Cardiac movement and limited temporal resolution will introduce blurring in CT images of coronary arteries. The result for image scoring showed that the influence of cardiac movement is almost twice as large as the influence of the temporal resolution. To reduce blurring, it is therefore more efficient to reduce the heart rate than to increase the temporal resolution.

Limitations

These results have been obtained using a moving heart phantom.
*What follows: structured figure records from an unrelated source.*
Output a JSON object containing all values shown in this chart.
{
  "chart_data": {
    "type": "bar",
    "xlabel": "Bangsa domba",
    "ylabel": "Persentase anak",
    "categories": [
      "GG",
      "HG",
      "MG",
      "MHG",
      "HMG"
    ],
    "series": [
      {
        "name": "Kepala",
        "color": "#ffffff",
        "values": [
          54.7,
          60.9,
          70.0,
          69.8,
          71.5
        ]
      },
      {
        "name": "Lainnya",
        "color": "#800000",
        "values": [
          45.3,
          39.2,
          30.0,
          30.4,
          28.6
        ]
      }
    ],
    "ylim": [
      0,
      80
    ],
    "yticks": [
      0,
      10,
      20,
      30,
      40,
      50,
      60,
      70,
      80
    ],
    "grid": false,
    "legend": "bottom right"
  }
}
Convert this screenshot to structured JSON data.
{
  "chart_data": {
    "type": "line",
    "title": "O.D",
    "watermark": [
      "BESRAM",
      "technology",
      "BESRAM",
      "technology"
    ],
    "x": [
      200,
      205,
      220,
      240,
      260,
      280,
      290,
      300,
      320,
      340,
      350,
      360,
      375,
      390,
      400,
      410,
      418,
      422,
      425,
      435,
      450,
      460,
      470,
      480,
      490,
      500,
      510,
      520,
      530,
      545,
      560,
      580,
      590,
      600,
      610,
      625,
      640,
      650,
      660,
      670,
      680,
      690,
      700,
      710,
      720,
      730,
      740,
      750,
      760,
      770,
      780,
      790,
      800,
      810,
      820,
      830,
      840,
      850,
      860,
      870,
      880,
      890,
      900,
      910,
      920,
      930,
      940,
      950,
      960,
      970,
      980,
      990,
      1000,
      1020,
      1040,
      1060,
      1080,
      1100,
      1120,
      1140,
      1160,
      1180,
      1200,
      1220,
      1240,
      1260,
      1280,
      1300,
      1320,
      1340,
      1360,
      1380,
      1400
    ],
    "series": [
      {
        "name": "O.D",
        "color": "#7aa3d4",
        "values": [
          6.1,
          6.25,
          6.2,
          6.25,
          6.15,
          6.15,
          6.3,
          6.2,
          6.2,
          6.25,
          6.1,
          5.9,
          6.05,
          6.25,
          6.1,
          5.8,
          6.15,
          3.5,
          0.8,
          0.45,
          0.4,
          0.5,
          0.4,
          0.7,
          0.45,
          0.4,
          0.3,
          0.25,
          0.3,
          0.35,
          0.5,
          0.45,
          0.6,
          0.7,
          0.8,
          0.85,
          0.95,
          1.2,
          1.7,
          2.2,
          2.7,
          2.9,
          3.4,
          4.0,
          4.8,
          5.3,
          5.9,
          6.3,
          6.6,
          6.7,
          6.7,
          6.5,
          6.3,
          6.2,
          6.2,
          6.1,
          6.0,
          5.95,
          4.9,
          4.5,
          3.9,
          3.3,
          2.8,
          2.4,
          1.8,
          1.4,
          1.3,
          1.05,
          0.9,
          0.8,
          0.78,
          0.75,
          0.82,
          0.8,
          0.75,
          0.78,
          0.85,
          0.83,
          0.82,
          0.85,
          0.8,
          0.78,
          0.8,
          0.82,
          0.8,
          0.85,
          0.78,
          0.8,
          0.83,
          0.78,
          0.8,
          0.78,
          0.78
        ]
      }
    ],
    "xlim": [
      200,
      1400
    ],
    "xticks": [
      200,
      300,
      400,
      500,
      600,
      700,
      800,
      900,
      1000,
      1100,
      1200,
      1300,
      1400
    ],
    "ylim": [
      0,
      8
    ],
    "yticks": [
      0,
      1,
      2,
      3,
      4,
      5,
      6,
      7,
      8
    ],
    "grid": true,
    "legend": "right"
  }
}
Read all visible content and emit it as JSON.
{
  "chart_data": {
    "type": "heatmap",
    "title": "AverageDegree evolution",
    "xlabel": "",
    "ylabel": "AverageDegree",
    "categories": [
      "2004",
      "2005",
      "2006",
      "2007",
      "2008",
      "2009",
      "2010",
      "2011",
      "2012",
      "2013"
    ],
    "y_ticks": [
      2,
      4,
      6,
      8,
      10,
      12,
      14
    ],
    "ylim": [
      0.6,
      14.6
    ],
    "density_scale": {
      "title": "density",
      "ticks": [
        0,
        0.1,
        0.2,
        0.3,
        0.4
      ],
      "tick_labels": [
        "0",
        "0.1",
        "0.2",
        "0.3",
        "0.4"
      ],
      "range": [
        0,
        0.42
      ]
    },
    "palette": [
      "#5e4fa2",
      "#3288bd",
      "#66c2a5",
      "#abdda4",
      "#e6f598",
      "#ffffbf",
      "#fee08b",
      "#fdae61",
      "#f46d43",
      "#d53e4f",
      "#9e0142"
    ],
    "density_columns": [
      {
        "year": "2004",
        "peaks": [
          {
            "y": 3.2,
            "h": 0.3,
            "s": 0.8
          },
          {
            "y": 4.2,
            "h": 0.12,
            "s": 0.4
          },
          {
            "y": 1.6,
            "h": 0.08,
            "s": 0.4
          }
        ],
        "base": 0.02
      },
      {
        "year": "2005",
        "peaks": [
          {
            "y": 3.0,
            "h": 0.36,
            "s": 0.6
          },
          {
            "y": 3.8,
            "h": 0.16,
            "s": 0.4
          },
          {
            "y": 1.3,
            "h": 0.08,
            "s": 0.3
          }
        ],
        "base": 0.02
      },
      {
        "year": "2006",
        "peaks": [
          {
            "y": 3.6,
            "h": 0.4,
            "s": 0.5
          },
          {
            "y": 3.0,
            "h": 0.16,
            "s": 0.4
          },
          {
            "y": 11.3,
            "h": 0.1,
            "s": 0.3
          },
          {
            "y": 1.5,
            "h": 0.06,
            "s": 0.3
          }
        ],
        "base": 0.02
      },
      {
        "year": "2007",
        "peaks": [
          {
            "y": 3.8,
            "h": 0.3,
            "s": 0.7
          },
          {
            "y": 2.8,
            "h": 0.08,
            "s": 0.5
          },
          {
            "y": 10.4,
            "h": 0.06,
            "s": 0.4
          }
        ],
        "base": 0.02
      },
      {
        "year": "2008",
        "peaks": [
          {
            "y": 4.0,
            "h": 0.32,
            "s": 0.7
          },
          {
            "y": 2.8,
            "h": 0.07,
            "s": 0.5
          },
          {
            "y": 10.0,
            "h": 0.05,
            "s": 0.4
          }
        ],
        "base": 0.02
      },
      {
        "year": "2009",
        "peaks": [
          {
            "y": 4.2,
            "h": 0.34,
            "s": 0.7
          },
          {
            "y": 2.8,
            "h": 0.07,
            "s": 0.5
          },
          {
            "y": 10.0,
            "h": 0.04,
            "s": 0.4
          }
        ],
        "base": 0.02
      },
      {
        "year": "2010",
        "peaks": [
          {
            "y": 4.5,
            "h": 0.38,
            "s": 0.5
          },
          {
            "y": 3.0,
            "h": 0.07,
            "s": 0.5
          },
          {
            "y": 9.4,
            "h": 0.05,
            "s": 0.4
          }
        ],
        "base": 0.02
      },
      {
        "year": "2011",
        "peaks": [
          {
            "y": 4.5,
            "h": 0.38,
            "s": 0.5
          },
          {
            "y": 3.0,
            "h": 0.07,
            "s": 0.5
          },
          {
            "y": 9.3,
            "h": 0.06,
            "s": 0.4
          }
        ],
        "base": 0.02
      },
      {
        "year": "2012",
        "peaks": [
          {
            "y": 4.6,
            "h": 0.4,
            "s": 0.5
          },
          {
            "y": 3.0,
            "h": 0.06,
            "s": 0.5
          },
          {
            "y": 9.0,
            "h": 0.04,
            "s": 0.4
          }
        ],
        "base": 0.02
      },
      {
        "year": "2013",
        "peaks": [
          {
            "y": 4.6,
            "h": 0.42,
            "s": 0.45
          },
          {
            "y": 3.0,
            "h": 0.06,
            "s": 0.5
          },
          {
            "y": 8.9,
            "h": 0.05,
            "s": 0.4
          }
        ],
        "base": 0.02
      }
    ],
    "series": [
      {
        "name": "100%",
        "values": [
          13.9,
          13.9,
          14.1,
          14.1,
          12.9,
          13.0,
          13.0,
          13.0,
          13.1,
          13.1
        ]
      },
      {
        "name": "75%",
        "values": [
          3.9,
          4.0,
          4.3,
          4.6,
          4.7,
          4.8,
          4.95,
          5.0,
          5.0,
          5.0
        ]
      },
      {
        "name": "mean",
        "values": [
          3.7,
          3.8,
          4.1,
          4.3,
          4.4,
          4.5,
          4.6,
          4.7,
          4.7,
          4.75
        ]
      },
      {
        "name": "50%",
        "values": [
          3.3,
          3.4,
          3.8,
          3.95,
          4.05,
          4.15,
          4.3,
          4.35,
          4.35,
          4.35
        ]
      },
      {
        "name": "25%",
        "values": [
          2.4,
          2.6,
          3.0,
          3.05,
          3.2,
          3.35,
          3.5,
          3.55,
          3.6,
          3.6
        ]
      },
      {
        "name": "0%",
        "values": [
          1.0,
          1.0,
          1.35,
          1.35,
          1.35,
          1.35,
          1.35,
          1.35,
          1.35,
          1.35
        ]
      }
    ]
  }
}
It remains uncertain how well these results are applicable to patients. However, a previous study showed that the movement of the heart phantom is a good approximation to the in-vivo situation [18]. Furthermore, in order to approach the in-vivo situation as close as possible, contrast fluid and fat were used, with CT attenuation values equal to those in-vivo.

Screenshots captured with the visualisation software were used to perform LV measurements. A loss of information is expected due to image compression used in the .jpg format of the screenshots. However, a comparison between the screenshot method and direct analysis using dicom files showed no observable difference in results.

Conclusion

We have shown that at increasing heart rates the CT attenuation in the stent increases and the lumen visibility decreases. A new approach to asses the stent lumen has been described which shows similar results to CT attenuation measurements and previous studies. The cardiac movement during data acquisition causes approximately twice as much blurring compared with the influence of temporal resolution. We conclude that a lowering of the heart rate is more beneficial to image quality than using a multi-sector reconstruction technique. In addition, we conclude that it is beneficial to image quality to acquire data in one cardiac cycle.